As @ryanavella mentioned in many cases this requires a breaking change or a new function that does the same but with a different error message.
Even if that where not an issue: Which one should libraries choose? They would either have to select one of them or be generic over the error type to use. Likely resulting in slower compilation and required opt-in on the library side.
At best it solves this specific case of developers wanting different behavior from the stdlib. Think about those that want to avoid std::fmt because of binary size (e.g. for embedded development). They currently need to manually avoid those functions, compile them and let llvm optimize them away.
This might not always be necessary. We (kind of) already have 3 versions of the stdlib: core, alloc and std. Someone building with no_std does not need to recompile the stdlib because a preset of functionalities is already available as a precompiled artifact.

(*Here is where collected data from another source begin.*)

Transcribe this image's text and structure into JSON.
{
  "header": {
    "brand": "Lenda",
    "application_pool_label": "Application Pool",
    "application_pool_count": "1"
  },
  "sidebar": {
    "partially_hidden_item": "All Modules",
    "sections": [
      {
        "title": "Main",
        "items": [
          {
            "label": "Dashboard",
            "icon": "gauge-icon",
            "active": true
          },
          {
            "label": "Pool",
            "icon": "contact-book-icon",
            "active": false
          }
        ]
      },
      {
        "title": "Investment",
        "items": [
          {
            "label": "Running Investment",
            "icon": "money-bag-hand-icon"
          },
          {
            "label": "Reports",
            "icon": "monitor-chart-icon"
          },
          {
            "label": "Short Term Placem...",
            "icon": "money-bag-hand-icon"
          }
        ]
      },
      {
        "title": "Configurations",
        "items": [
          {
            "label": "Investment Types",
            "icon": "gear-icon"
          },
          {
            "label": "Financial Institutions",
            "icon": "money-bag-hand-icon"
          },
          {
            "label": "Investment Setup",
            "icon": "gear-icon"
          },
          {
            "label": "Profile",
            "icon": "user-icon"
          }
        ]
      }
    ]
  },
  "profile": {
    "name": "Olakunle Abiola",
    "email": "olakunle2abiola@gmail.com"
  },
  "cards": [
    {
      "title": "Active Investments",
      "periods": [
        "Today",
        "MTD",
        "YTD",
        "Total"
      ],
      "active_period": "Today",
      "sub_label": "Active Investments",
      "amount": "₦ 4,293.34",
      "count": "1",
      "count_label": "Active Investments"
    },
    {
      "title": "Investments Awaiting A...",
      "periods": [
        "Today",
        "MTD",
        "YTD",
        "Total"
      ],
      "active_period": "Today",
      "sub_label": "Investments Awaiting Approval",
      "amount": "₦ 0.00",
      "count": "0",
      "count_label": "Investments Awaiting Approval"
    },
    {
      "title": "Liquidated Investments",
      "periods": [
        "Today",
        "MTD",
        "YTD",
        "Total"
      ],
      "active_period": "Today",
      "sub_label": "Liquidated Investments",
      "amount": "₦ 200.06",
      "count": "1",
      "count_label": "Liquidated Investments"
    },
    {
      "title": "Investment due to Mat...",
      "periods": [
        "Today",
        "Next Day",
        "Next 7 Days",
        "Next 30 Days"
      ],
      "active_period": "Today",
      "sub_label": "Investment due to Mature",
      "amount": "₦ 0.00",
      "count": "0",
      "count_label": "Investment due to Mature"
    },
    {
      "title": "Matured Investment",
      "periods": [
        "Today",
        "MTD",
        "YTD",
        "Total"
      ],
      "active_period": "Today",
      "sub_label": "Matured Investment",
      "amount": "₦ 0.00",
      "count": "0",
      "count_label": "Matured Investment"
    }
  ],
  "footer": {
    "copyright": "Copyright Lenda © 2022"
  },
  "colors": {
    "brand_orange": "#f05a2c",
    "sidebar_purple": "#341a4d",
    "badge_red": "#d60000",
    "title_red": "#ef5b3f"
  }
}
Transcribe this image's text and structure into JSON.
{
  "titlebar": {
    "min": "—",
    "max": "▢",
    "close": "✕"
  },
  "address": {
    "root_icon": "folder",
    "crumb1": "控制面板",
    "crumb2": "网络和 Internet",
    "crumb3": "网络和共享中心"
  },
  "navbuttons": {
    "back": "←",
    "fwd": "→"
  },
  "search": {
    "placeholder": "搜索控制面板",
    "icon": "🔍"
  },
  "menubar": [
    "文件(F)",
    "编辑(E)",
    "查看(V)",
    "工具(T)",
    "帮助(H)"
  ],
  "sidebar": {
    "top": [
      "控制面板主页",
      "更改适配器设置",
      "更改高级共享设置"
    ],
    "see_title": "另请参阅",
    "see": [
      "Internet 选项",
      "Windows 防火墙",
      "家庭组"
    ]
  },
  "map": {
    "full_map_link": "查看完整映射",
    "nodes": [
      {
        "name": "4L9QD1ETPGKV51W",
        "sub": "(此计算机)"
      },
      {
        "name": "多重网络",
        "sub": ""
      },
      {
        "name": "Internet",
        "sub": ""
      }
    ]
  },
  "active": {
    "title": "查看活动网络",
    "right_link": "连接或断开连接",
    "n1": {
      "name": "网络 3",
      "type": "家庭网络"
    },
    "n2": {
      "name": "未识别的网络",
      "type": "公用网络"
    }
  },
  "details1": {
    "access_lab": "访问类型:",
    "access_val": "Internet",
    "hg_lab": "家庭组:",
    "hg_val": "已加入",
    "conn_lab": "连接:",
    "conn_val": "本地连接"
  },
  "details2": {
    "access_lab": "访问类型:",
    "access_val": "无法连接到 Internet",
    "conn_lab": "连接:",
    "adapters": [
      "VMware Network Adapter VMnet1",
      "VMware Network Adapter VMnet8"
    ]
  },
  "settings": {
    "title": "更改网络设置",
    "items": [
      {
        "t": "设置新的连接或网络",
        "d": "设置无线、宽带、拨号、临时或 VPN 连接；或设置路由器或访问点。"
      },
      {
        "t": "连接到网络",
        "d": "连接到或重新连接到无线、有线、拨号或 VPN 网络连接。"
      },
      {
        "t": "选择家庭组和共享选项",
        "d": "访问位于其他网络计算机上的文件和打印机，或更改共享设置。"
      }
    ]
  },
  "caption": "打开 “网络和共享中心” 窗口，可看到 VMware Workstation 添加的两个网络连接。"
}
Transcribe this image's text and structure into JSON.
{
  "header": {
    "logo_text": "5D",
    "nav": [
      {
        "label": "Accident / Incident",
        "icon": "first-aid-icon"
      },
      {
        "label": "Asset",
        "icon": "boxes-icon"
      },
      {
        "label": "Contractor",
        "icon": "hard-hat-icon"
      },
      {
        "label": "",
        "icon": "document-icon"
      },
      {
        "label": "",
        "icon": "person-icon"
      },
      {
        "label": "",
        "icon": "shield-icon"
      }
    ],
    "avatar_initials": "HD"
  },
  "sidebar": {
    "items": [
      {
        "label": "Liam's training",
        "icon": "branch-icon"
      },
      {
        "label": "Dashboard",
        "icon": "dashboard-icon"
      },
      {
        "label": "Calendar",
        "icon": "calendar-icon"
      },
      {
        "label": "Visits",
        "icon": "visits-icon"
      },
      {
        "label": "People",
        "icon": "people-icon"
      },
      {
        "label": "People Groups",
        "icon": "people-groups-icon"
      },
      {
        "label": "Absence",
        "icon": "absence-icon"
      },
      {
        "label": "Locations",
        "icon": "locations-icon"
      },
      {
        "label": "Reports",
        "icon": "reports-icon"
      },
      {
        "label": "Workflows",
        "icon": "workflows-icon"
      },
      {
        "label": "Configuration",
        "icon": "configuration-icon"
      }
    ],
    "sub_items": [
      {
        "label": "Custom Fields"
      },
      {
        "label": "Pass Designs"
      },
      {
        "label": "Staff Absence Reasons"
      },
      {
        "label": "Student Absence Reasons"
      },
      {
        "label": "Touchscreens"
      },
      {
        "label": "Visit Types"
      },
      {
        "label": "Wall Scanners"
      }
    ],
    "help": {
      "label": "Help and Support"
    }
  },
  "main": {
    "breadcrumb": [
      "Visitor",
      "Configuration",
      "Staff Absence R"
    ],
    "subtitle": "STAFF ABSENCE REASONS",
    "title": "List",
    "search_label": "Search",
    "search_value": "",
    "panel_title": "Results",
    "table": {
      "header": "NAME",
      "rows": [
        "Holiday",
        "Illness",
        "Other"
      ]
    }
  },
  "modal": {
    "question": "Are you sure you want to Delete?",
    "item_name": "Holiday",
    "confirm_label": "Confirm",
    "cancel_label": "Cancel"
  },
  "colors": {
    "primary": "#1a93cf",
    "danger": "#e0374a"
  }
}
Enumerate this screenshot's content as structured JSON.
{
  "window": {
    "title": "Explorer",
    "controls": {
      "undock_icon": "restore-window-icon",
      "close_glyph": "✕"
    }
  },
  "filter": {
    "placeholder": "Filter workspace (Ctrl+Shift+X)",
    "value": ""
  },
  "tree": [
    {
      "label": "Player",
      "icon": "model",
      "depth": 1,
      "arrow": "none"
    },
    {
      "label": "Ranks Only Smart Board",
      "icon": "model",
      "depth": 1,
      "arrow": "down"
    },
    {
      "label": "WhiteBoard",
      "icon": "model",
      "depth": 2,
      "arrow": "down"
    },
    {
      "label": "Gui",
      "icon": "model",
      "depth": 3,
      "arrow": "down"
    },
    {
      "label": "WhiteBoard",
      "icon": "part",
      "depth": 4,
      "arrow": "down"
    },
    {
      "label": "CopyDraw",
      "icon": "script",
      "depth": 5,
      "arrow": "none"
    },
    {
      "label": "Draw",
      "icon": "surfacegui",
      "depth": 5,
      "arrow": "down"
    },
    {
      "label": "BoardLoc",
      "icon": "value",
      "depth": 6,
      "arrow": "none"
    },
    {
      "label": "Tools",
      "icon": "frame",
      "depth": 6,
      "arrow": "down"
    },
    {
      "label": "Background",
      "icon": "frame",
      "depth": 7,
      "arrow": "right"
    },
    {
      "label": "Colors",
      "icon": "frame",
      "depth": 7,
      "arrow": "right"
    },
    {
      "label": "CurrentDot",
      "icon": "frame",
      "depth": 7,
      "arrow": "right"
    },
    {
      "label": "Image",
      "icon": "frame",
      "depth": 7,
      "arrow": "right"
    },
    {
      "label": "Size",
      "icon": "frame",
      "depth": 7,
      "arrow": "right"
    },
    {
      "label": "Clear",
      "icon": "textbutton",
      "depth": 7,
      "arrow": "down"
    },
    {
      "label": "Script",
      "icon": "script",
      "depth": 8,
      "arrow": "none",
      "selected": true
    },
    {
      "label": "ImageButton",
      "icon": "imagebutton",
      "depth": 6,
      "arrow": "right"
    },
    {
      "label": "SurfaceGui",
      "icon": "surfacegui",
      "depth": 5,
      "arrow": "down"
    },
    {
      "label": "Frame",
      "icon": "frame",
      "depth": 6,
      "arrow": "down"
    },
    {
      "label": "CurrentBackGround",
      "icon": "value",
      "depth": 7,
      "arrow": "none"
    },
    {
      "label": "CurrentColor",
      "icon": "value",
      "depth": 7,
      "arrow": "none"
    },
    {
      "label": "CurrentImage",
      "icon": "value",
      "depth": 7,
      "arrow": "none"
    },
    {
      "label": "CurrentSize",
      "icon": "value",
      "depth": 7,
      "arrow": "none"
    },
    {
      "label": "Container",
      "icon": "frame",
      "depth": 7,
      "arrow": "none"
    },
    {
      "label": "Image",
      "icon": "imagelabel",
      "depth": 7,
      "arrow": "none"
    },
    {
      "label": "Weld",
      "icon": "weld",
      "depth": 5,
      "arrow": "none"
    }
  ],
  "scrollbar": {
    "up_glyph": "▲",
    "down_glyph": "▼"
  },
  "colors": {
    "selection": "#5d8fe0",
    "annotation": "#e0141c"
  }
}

It is implemented like different crates and not one crate with features (not sure if that means that each one has its own precompiled artifact), but I wouldn't be surprised if we end up with multiple precompiled presets of std, which enable different features. For example the one we currently have (focus on performance), one for binary size (no fmt, abort instead of rewind) and one that prefers verbosity over performance (i.e. alloc in errors).
Whether this is practical is a different thing of course, building std might be easier (even though it needs the beta? compiler instead of stable).
The bulk of this discussion has been focused on allocation, but...
(e.g. many C errors of this type get confusing when you do not have permissions to one of their parent directories)
... for this particular subproblem I think the solution would also involve stdlib breaking the path into parts and attempting to open path fds (or some equivalent) for each intermediate directory in turn, right?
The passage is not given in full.